LIHEAP was designed to help America’s most vulnerable households maintain energy services in their homes, reduce their energy burdens, and protect the health and safety of everyone in the home. In light of today’s announcement by the administration, NEUAC is calling on Congress to protect LIHEAP and consider increasing funding in order to address substantial energy poverty across the nation, even in an economy that seems to be improving.

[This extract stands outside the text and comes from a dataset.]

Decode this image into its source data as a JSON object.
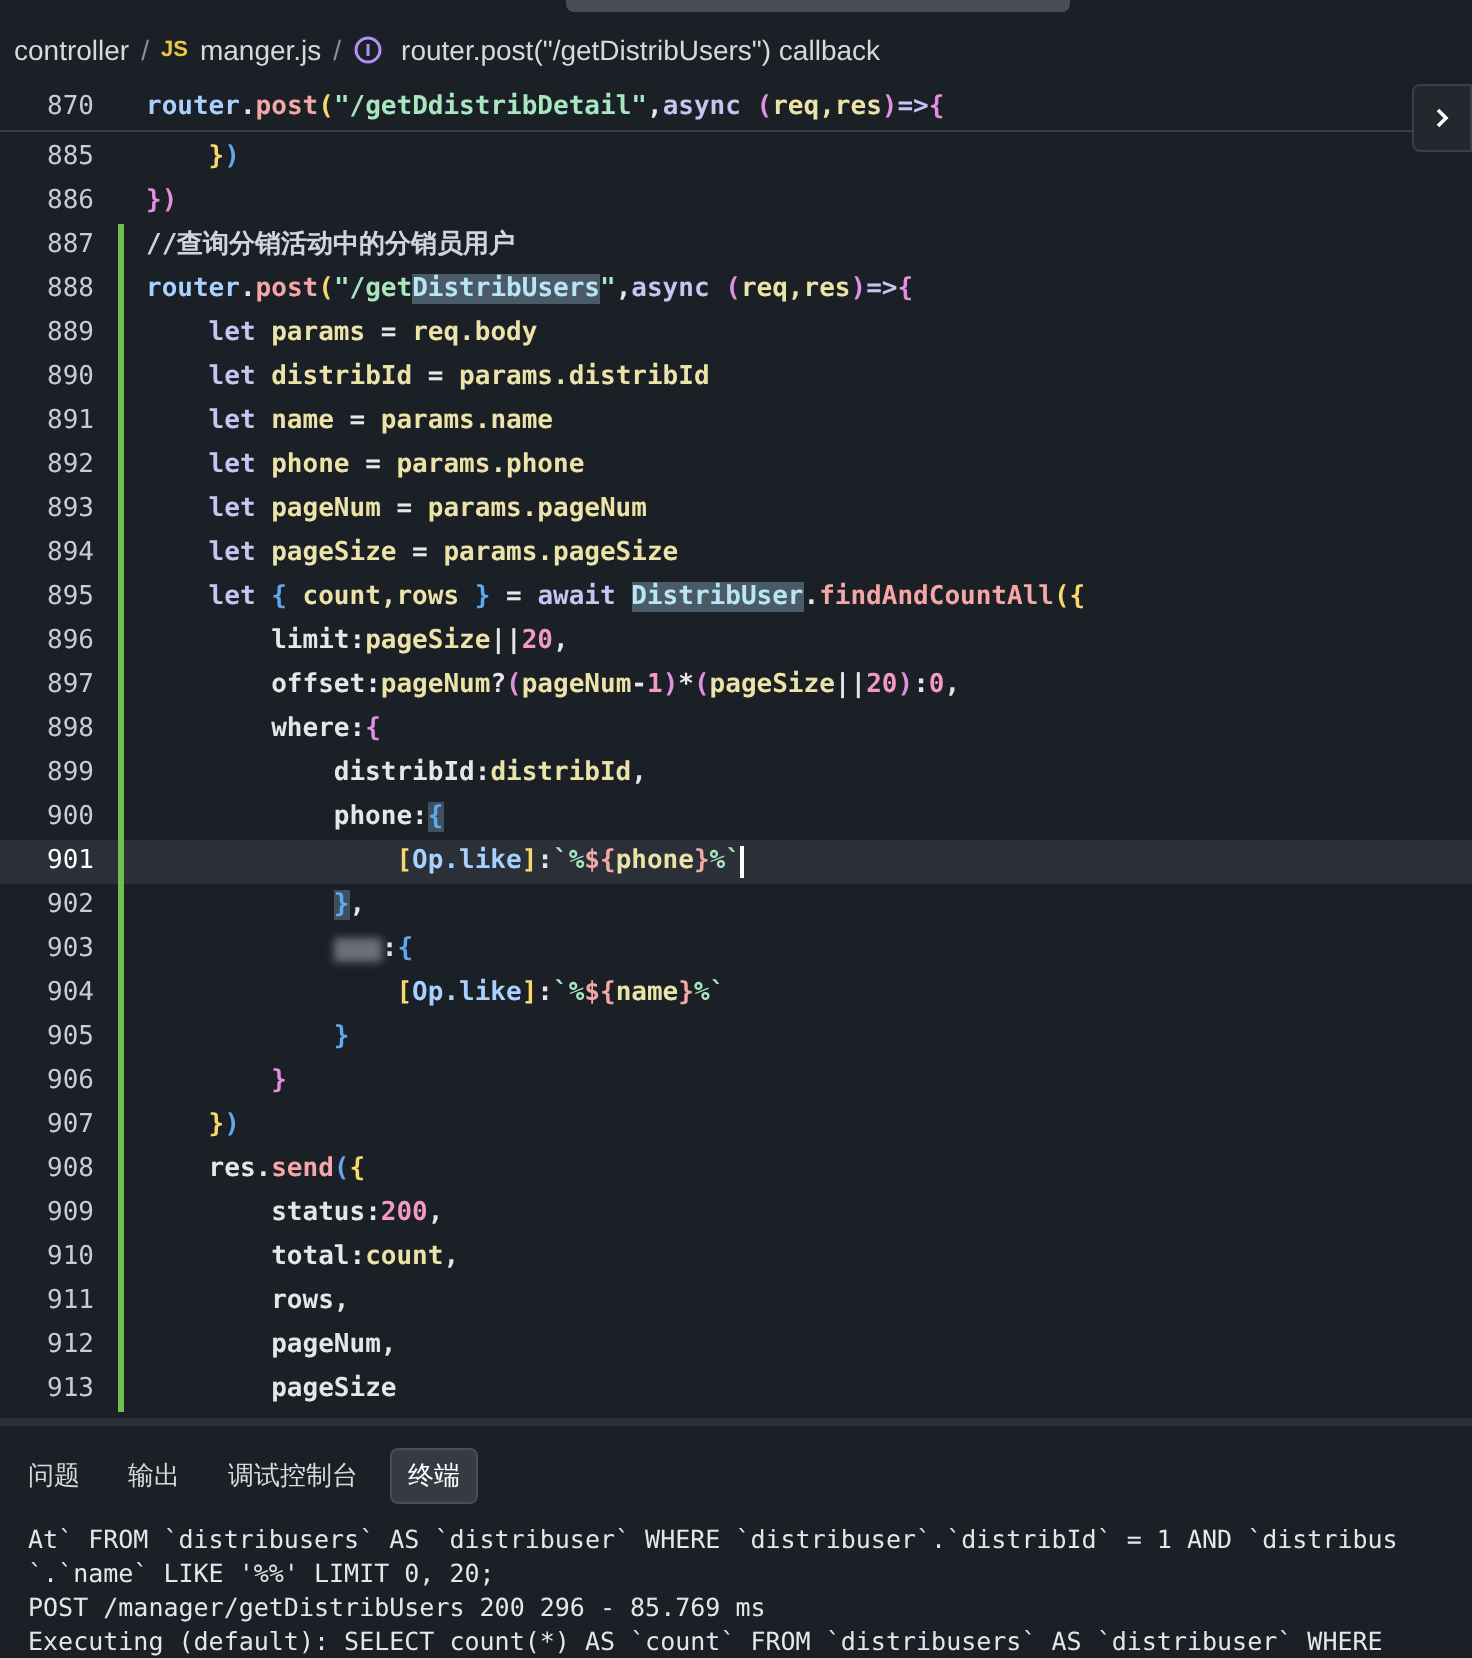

“People on fixed incomes aren’t doing better this year than they were last year,” Metzler said. “92 percent of LIHEAP recipients are vulnerable* – our elders, the disabled, children. Imagine if we also considered the LIHEAP recipients who have asthma, COPD, or other chronic illnesses that make continuous utility service a matter of life and death. It’s not overstating to say that LIHEAP saves lives. It is imperative that the program continues.” Additional funding in FY21 for LIHEAP will be difficult given the two-year budget deal signed last year. And yet, additional resources are desperately needed to ensure the continuation of the energy safety net for those who can’t afford their utility bills. Hard work and sacrifice cannot make up the difference in LIHEAP households where the average income is less than $20,000.
Metzler said choices between food, medicine, and utilities are heartbreaking, and unnecessary given the resources available. “Congress can fix this. They can choose to support programs that protect people, including LIHEAP,” Metzler said. * The National Energy Assistance Survey for FY18 showed that 92% of respondent households were home to one or more vulnerable persons, defined as older than age 60, younger than age 18, or disabled.
The National Energy and Utility Affordability Coalition (NEUAC), a 501 (c) (3) nonprofit organization, is a broad-based coalition of diverse member organizations and individuals dedicated to heightening awareness of the energy needs of energy consumers with limited means, fostering public-private partnerships, and engaging in educational activities to help address these needs.